Scholar argues that ERISA limits states’ ability to restrict abortion access.
Since the U.S. Supreme Court’s decision last year in Dobbs v. Jackson Women’s Health Organization, laws restricting abortion have taken effect in at least 14 states.
But according to Brendan S. Maher, a professor at Texas A&M University School of Law, abortion access can still be protected by an unlikely source of federal law: the Employee Retirement Income Security Act of 1974 (ERISA).
ERISA is the federal statute that sets minimum standards for employer-provided pensions, health care, and benefit plans. Presently, about 155 million people receive health benefits through ERISA plans. Because abortion is a medical procedure or process, Maher shows how state laws regulating abortion interact with ERISA plans that provide for abortion care. He concludes that ERISA may ensure that costs for out-of-state abortions will be covered and that decisions about abortions must remain private and cannot be reported to government officials, even in the face of state anti-abortion laws that ostensibly require the contrary.
Maher explains that Congress enacted ERISA to ensure that plan participants “would know and get what they were entitled to with little risk of eleventh-hour rug-pulling.” Apart from setting minimum participation standards—compliance with which yields employers significant tax breaks—Congress left the power to negotiate the terms of ERISA plans to employers and their employees. In this vein, Congress provides that only the federal government—and not state governments—can regulate ERISA plans.
ERISA plans are administered by fiduciaries who must manage and enact the plan in accord with legal and ethical obligations. Among these duties, ERISA explicitly mandates that fiduciaries follow written plan documents without exception to ensure beneficiaries receive what they are entitled.

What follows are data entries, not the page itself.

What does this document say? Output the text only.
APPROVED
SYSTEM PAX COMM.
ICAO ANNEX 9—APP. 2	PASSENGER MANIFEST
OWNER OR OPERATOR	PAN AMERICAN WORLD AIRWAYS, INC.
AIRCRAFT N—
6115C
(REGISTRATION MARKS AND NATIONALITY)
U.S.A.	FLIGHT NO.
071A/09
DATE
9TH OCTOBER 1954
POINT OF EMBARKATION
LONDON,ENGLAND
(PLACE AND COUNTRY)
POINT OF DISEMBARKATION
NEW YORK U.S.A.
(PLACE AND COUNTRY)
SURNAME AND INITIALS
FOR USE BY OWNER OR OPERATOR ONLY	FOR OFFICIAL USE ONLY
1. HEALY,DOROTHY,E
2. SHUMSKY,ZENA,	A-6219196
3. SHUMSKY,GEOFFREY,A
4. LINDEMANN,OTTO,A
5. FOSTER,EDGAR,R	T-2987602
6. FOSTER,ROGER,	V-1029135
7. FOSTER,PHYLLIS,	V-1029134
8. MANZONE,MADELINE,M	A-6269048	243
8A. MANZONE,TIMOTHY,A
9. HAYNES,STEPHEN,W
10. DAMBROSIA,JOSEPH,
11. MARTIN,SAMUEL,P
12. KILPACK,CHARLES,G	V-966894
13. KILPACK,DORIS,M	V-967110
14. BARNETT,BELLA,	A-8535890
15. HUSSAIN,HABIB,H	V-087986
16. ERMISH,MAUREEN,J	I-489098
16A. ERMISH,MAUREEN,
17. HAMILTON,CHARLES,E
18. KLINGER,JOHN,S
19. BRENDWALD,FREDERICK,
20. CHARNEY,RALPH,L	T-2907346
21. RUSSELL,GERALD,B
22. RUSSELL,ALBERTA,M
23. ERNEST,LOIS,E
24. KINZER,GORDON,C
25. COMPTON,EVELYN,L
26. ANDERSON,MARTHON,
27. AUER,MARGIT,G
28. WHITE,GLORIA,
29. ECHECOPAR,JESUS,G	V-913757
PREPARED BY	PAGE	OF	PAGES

ERISA also contains a provision that establishes express preemption over state laws that conflict with ERISA’s contents or purpose, with limited exceptions. Moreover, Maher explains that the Supreme Court has made clear that ERISA can also nullify state laws through implied preemption.
Express preemption occurs when a state law “relates to” employee benefit plans, such as by immediately and exclusively regulating them, whereas implied preemption occurs when a state law that falls outside this scope. As a result, ERISA may overcome state laws—both those that fall within and outside the scope of employee benefit plans—that restrict individuals’ right to abortion.
Anti-abortion legislation across the states takes many forms. Maher classifies these state restrictions into four categories.
First, he explains that “direct” laws comprise prohibitions on obtaining or providing an abortion within a state. Second, states adopt “insurance” laws, which bar insurers from covering abortion expenses within a state. Third, “reporting” laws compel individuals to report pending or completed abortions as a form of policing. Finally, “aiding and abetting” laws proscribe individuals or entities from facilitating abortion, for example, through payment.
Maher argues that, where written ERISA plans provide abortion benefits, neither reporting laws nor aiding and abetting laws can interfere. He posits that ERISA is likely to preempt these types of laws because they impede participants’ ability to receive their benefits—in other words, they frustrate ERISA’s purpose.
Maher uses Texas legislation known as SB 8 as an example of an aiding and abetting law that ERISA would likely preempt. SB 8 allows individuals to seek damages against individuals who perform or aid abortion after detection of a fetal heartbeat. According to Maher, because SB 8 exposes ERISA fiduciaries to threat of liability and damages, it is disruptive to Congress’s regulatory framework. “Bounty hunter” laws such as SB 8 “reduce the likelihood that employers will offer plans and that competent fiduciaries will serve,” Maher argues. Moreover, provisions that shield litigants from shouldering costs—such as SB 8’s bar against awarding legal fees to successful defendants—can disrupt ERISA plans because they remove a deterrent against filing speculative or frivolous lawsuits.
On the other hand, Maher concedes, direct laws and insurance laws are likely to prevail despite ERISA. These state laws likely fall into those categories of laws that are saved from preemption.
Maher reminds readers that the Supreme Court has “vigorously emphasized” that delivery of plan benefits as promised is the heart of ERISA’s regulations. Although ERISA cannot resurrect Roe v. Wade, which protected the right to abortion, it does stand to serve as some protection for individuals in all 50 states, concludes Maher.